Eindelijk bekent Lindstrøm kleur. Met zijn tweede eigenhandige studioplaat, ‘Six Cups of Rebel’, vat alle diverse projecten en muzikale grillen van een klein decennium samen en neemt hij zelf het woord “rebel” in de mond. Want zo is het ook. De Scandinavische golf cosmicdisco die de producer destijds op gang bracht, heeft zich inmiddels vermengd met ambient, jazz, krautrock, new wave en psychedelica. Dat levert een muzikale zoektocht op naar de essentie tussen pop en elektronica met erg diverse uitspattingen waarbij emoties steevast worden verpakt in vreemde creaties. Die queeste bereikt op dit naar Lindstrøm-maatstaven nogal ontoegankelijke album zijn experimenteel hoogtepunt.

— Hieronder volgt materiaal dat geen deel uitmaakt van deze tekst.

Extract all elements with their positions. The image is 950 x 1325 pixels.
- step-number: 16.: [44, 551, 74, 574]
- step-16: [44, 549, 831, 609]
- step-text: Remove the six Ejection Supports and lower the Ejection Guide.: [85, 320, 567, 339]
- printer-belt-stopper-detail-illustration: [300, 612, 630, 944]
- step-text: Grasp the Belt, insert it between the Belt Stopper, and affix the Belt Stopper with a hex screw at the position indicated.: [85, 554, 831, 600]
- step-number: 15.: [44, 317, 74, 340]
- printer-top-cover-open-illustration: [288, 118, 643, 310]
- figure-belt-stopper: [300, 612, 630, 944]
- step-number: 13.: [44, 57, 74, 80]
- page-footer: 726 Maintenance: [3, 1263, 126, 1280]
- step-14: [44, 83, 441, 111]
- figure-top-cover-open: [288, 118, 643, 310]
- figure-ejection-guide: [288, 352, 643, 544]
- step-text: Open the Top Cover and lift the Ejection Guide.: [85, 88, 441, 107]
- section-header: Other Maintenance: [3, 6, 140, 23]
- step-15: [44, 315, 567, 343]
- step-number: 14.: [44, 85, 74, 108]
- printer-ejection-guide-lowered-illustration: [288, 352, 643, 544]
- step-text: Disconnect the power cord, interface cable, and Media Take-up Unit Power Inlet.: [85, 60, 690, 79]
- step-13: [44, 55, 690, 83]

De zesde track, ook ‘Six Cups of Rebel’ genoemd, vat het allemaal netjes samen. Als vertrekpunt neemt Lindstrøm de vijf extra tellen die een rockband vaak samen speelt om zijn song te beëindigen. Die worden met wat subtiele, jazzy licks en een lichte slagbeat verrijkt tot een lekkere groove. Spoedig verdwijnen echter de prominente ritmeaspecten en nemen enkel gitaarslagen, effecten en korte drumaccenten het roer over.

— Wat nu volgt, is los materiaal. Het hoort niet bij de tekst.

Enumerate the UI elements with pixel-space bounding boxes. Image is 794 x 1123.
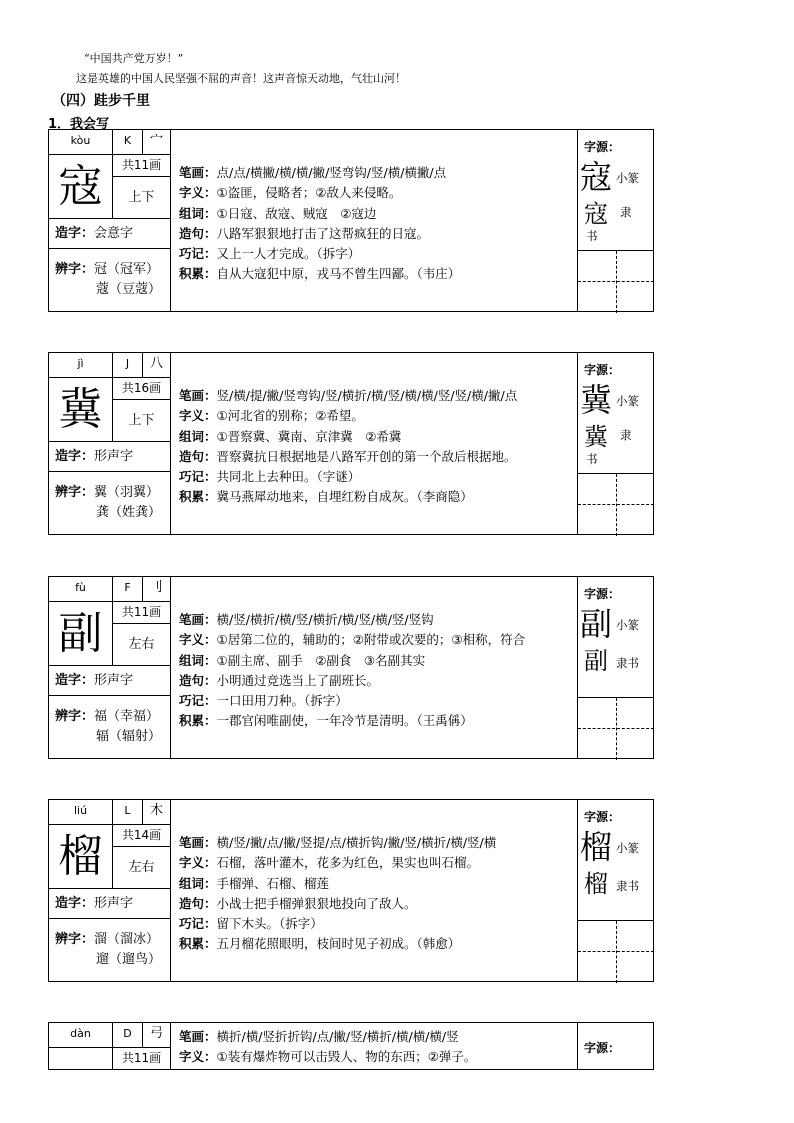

De titeltrack wijzigt steeds van structuur. Ritmejams op het drumstel en wegdraaiende klanken vagen alles weg. Schuifelende effecten en akelige geluiden zorgen voor een abstracte psychedelica die meer en meer op een ‘bad trip’ begint te lijken. En zo deint dit nummer bijna volledig uit in nietszeggend gewriemel. Wie goed oplet, merkt echter dat alles stiekem terug komt en het de track in feite bestaat uit een geheel van wegdraaiende partijen, overstelpt met livedrums en extra elektronische speeltjes. Wat cynisch gelach sluipt binnen en neemt even de boel over. Zelfs de hihat lijkt daardoor de tel kwijt. Maar schijn bedriegt. Een dikke vijf minuten ‘Six Cups of Rebel’ verliest nooit zijn ritme. Een aandachtig luisteraar zit enkel maar op de punt van zijn stoel te wachten tot deze jam doorbreekt en alles terug samenkomt in dezelfde vijf basistellen.